23 Nisan Ulusal Egemenlik ve Çocuk Bayramı dün tüm Türkiye’de kutlandı. Çocuklar eğlensin diye pek çok etkinlik de vardı. Tabii bir de bu tür bayramların vazgeçilmezi haline gelen folklor gösterileri…
Folklor aslında inanılmaz geniş bir kavram. İçine yaşadığınız toplumun kültür mirasını sığdırabileceğiniz kadar hem de.
Peki, biz bunu yozlaştırmayı nasıl başarıyoruz?
Mesela dünkü kutlamalarda Ankara’nın Bağları isimli türkü ile halk oyunları gösterisi yaparak.

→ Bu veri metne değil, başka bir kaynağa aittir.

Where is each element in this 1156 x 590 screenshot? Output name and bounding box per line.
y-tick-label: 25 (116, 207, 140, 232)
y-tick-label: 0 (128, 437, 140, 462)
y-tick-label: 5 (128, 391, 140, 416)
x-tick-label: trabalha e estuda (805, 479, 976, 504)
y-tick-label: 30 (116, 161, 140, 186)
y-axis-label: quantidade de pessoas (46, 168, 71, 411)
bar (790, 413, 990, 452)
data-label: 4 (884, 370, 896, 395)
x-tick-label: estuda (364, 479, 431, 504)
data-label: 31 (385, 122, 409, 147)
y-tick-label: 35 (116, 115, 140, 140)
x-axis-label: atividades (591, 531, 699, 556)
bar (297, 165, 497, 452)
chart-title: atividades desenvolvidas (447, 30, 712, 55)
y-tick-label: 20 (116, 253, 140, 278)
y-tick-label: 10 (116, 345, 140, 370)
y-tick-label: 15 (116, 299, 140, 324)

Çocuklara kuru kuru şiir okutup; Ulusal Egemenlik fikri ile ilgili ezbere birkaç bilgi vermekten başka hiçbir şey yapmayarak hem yüzlerini hem de kafalarının içini boyuyoruz.
Demek istediğim şey “Çocuklar eğlenmesin” değil, altını çizeyim.
Çocuklar hem eğlensin hem de 23 Nisan tarihinin anlamını kavrayabilecek düzeyde bir eğitimle karşılaşsın.
Doğu Perinçek, Mustafa Kemal’in 23 Nisan’ı çocuklara armağan etmesinin büyük bir yanlış olduğunu söylemiş.
Kesinlikle katılmıyorum.
Ülkenin geleceğine ulusal egemenlik armağan etmeyeceksiniz de daha üst hangi değeri armağan edeceksiniz?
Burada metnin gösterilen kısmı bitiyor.